FIG. 9 shows a communication system 9 according to the fifteenth embodiment. The communication system 9 comprises a voice processing server 31 in addition to the components of the communication system 8 according to the eighth embodiment. The voice processing server 31 is provided between the set of the general gateway server 25 x and the VoIP gateway server 26 x and the set of the general gateway server 25 y and the VoIP gateway server 26 y.
The voice processing server 31 can process voice data and exchange packet data between the general gateway server 25 and the VoIP gateway server 26. The voice processing server 31 can be also realized by allowing a general-purpose computer to execute processes according to a specific program. The following description assumes that the voice processing server 31 is realized by allowing the general-purpose computer to execute a program for the voice processing server in the communication system 9. The general-purpose computer here comprises a CPU, a DSP, ROM, RAM, an HD, a display section, an operation section, and an NW input/output section.

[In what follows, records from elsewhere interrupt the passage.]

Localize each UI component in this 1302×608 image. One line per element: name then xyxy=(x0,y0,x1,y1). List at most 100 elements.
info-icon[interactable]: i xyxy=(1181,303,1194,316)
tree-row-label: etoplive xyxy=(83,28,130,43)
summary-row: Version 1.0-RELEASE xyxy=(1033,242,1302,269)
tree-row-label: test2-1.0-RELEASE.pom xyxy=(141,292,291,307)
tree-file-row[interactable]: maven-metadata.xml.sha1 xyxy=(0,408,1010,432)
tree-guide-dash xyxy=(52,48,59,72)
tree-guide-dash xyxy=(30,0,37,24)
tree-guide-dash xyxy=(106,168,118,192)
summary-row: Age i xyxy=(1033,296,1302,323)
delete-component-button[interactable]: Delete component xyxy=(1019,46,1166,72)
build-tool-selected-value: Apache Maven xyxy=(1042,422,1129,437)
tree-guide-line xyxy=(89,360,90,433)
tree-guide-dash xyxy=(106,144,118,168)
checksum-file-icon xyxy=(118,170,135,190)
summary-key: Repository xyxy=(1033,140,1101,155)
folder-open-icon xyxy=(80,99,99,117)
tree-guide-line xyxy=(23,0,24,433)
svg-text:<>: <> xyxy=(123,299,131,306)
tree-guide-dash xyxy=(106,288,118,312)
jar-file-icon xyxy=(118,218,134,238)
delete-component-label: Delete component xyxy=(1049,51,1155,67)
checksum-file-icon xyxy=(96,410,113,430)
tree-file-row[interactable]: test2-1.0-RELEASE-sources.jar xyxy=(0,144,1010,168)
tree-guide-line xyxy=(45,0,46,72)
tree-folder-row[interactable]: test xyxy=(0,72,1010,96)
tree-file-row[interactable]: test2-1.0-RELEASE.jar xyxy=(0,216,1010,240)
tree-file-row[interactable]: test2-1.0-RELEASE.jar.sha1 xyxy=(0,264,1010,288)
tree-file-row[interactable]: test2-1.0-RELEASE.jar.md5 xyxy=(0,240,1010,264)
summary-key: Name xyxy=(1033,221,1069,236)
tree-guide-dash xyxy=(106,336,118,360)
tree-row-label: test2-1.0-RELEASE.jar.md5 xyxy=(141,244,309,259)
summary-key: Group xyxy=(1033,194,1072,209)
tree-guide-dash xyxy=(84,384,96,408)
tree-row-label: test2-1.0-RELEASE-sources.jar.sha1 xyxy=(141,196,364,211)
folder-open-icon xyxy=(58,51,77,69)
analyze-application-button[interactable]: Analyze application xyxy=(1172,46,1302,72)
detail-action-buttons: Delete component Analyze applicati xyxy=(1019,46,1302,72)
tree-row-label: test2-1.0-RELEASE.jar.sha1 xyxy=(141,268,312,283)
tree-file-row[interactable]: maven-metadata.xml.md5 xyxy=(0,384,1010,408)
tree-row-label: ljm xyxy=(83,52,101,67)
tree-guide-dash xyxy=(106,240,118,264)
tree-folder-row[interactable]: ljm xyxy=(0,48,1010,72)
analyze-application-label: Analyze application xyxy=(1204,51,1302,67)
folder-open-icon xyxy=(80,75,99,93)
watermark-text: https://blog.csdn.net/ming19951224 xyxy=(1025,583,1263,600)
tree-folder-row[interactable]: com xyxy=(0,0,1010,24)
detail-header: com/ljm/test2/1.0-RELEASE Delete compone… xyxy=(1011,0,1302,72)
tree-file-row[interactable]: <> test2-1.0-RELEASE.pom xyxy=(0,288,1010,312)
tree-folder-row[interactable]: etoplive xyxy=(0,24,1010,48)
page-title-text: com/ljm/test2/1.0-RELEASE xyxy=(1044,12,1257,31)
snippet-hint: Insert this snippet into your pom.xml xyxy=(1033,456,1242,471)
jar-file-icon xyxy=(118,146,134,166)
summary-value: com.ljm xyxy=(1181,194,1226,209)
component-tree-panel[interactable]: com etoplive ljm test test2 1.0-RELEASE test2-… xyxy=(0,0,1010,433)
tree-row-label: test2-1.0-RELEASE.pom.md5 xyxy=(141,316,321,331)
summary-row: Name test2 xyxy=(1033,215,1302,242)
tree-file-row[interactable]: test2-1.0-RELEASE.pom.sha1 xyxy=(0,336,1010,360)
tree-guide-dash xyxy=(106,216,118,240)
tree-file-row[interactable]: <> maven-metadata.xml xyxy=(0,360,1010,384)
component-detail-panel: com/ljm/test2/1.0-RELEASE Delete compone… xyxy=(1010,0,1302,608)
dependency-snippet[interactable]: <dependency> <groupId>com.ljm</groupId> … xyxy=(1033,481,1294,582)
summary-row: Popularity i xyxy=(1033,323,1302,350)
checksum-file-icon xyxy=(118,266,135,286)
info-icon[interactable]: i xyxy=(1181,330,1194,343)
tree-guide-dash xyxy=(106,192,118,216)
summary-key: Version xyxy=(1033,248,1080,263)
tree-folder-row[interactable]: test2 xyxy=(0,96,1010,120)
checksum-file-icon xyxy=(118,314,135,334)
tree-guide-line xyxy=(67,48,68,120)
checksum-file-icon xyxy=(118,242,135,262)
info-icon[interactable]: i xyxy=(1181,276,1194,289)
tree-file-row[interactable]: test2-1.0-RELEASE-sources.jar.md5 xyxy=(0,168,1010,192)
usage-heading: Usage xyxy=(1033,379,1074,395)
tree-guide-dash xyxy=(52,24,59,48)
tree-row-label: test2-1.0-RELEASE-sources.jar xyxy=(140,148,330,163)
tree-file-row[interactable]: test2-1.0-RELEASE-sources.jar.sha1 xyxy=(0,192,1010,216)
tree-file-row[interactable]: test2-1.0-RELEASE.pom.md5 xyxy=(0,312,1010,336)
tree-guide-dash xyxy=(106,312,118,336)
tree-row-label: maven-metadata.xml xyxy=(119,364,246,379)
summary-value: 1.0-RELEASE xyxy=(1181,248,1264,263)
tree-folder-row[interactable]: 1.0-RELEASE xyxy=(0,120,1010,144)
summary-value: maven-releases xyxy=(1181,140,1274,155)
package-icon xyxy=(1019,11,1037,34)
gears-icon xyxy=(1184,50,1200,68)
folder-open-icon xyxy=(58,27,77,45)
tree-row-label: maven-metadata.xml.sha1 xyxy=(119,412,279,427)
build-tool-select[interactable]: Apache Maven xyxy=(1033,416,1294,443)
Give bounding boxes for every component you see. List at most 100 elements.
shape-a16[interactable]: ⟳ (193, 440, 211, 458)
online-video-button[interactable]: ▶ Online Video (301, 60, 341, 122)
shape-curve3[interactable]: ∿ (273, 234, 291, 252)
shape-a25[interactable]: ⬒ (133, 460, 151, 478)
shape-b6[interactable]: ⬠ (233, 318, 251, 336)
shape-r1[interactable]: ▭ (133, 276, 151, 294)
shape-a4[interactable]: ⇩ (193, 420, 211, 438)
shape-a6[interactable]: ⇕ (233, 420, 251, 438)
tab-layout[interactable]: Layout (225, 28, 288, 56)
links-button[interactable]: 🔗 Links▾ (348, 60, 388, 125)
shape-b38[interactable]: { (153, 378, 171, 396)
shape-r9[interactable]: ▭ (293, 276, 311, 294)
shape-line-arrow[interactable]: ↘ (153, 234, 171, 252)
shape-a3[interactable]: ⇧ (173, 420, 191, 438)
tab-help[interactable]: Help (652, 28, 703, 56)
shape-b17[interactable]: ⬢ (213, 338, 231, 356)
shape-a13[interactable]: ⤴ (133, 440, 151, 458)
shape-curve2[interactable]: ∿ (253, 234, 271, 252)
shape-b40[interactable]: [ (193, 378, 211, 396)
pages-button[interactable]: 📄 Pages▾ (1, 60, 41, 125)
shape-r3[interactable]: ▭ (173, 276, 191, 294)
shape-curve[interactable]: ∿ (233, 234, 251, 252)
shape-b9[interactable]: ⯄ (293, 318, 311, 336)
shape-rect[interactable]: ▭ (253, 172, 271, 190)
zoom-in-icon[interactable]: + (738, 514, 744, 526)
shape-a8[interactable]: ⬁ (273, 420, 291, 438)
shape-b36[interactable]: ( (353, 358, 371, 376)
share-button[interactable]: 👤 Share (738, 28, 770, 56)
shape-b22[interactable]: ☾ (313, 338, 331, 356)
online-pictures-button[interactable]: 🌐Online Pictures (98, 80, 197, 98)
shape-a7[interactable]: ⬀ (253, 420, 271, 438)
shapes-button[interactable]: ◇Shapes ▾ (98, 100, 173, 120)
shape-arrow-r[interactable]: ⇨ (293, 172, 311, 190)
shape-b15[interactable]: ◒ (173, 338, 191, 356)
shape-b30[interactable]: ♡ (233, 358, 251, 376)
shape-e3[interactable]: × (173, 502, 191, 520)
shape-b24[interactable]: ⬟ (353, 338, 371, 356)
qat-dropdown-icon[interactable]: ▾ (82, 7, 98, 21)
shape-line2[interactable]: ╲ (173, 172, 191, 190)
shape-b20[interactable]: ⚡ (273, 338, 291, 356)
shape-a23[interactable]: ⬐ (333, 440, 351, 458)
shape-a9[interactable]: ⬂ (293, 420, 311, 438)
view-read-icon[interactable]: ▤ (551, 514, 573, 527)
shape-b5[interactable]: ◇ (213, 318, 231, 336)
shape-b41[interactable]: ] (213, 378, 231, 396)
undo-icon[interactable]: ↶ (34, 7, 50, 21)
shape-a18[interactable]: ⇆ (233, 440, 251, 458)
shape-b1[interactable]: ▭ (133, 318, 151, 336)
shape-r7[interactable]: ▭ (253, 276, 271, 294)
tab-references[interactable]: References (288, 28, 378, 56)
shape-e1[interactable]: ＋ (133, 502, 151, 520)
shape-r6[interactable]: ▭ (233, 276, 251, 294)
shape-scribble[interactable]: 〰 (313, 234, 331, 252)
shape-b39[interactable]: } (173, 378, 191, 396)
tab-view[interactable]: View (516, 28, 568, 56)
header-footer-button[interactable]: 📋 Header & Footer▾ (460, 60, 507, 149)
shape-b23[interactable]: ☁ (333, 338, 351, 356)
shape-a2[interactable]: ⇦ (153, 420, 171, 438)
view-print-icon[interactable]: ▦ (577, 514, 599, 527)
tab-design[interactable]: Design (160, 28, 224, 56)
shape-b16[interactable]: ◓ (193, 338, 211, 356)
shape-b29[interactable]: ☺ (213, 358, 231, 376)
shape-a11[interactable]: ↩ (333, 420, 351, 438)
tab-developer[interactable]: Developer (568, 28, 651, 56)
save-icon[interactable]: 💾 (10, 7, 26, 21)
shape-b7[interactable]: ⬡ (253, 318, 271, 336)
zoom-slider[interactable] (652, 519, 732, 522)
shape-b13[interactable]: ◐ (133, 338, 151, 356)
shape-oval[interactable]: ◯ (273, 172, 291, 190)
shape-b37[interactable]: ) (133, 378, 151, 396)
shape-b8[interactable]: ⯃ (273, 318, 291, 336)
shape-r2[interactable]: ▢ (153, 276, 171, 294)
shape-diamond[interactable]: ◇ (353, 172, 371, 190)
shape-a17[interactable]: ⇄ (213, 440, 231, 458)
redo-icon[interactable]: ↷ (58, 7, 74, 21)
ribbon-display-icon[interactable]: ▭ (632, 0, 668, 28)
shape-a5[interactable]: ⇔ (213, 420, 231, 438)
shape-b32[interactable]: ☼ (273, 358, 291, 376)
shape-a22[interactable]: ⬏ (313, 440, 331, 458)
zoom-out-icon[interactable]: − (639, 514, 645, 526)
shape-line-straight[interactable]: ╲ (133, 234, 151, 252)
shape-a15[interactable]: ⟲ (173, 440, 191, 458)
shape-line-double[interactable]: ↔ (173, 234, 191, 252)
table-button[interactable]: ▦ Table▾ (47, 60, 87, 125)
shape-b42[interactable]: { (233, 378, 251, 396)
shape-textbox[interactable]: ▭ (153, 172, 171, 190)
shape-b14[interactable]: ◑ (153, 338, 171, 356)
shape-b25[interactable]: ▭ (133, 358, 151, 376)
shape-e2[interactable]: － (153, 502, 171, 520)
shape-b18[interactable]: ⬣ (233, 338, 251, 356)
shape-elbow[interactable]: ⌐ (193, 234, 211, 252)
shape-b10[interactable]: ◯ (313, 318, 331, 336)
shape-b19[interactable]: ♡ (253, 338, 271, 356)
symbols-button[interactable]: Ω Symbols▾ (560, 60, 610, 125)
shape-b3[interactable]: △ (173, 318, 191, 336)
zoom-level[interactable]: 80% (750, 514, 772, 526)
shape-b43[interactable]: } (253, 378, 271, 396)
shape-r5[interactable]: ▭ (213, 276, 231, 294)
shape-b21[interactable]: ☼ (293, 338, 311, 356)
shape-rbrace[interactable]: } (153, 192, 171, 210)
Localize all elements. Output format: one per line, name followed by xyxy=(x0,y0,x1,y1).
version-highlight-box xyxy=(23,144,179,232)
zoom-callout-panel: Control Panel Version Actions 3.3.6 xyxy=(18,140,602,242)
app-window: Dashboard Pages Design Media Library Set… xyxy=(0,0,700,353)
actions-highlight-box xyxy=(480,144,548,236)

The terminal unit 21 x obtains voice data via the microphone and the A/D converter and transmits the voice data unprocessed to the terminal unit 21 y. The VoIP gateway server 26 x receives the voice data transmitted from the terminal unit 21 x. The voice data is then transferred to the voice processing server 31. The voice processing server 31 receives the voice data transferred from the VoIP gateway server 26 x. The voice processing server 31 then generates ambiguous voice data by performing a process similar to the voice data process performed by the terminal unit 21 x according to the above-mentioned eighth embodiment. The voice processing server 31 transmits the generated ambiguous voice data to the terminal unit 21 y. The ambiguous voice data transmitted from the voice processing server 31 is then transmitted to the terminal unit 21 y via the VoIP gateway server 26 y. As a result, the speaker of the terminal unit 21 y generates the ambiguous voice.
According to the fifteenth embodiment, a user can use the ambiguous communication by using the terminal units normally used for the voice communication. In this case, the terminal units need no special modifications.